Effective emotional support does not need to be complex. Research on dyadic coping in infertile couples shows that small, consistent actions have more impact than large, sporadic gestures. Five science-backed practices any partner can start now: (1) Ask how she is — not how the cycle is. Distinguishing the woman from the treatment is a clear signal of real presence. (2) Learn the basics about cycle phases. Understanding that the luteal phase typically brings more irritability and fatigue helps avoid interpreting mood shifts as rejection. (3) Reduce the logistics stress. Taking on more household tasks or coordinating appointments eases her cognitive load. (4) Create pause windows together — a walk, a film, any ritual that signals you are more than a baby project. (5) Take care of your own stress. As the seminal plasma data show, your internal state also matters for the couple's outcomes. 3

How cycle tracking becomes a couple's tool

Cycle tracking with Levvi goes beyond predicting the fertile window.
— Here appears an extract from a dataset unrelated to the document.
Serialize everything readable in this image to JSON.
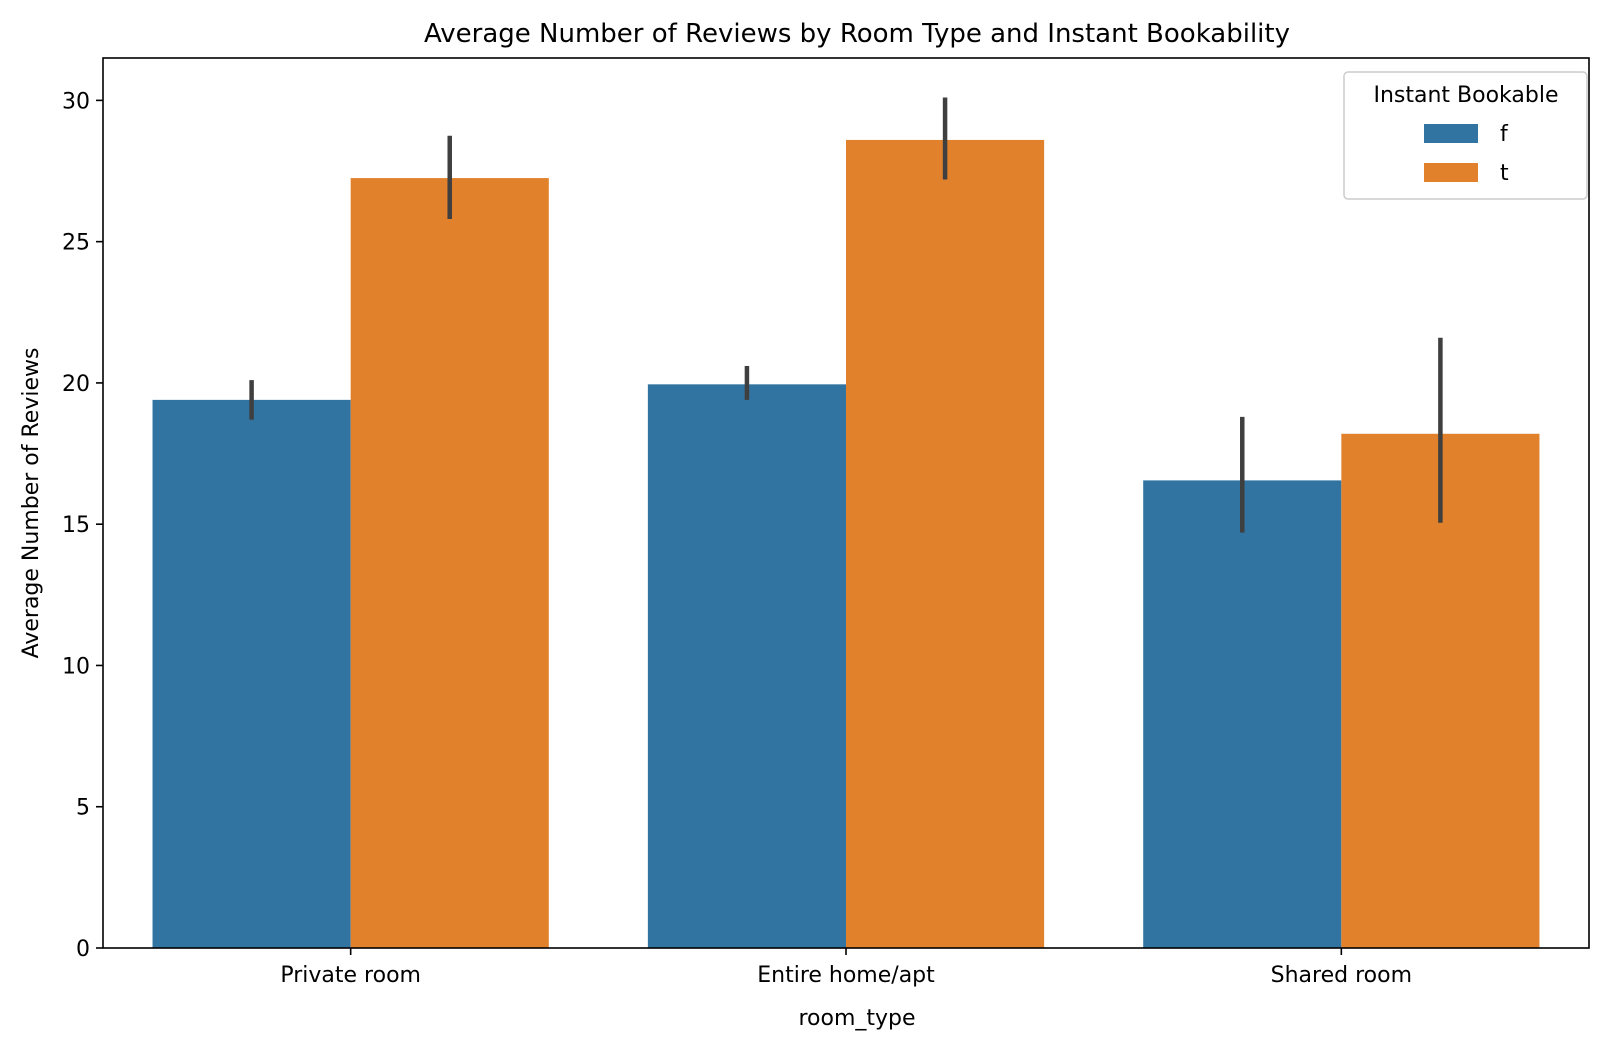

When a woman logs daily mood, energy, sleep quality, and physical symptoms, she creates a map of how each cycle phase affects her — and that map can be shared with the partner to build real understanding, not assumptions. Knowing that luteal phase fatigue is physiological, not ill will, completely changes the dynamic of a couple trying to conceive. Levvi also generates Health Stories insights specific to each phase — what to expect in the follicular phase in terms of energy and libido, or what the luteal phase typically brings in emotional symptoms. With that data at hand, the partner stops being a spectator of the process and becomes an informed participant. This reduces pressure on the woman to explain how she feels, decreases conflicts caused by misunderstandings, and strengthens the dyadic coping that science shows is protective for both. 5

When to seek specialized help

Partner emotional support is essential, but it does not replace professional support when distress is intense or prolonged. Couples who have been trying for more than 12 months without success, or who have already been through failed treatments, frequently develop anxiety and depression symptoms requiring specialized psychological care. A review published in Current Opinion in Obstetrics & Gynecology in 2020 found that women in infertility treatment report distress levels equivalent to oncology patients — and that reducing that distress directly impacts the clinical outcomes of treatment. 6 Warning signs that justify seeking help: growing social isolation, frequent crying without identifiable trigger, loss of interest in previously enjoyable activities, repeated conflicts on the same topic without resolution, and anxiety that interferes with sleep or work. The partner who recognizes these signs and suggests professional support — without judgment, without minimizing — is doing exactly what science calls effective active support.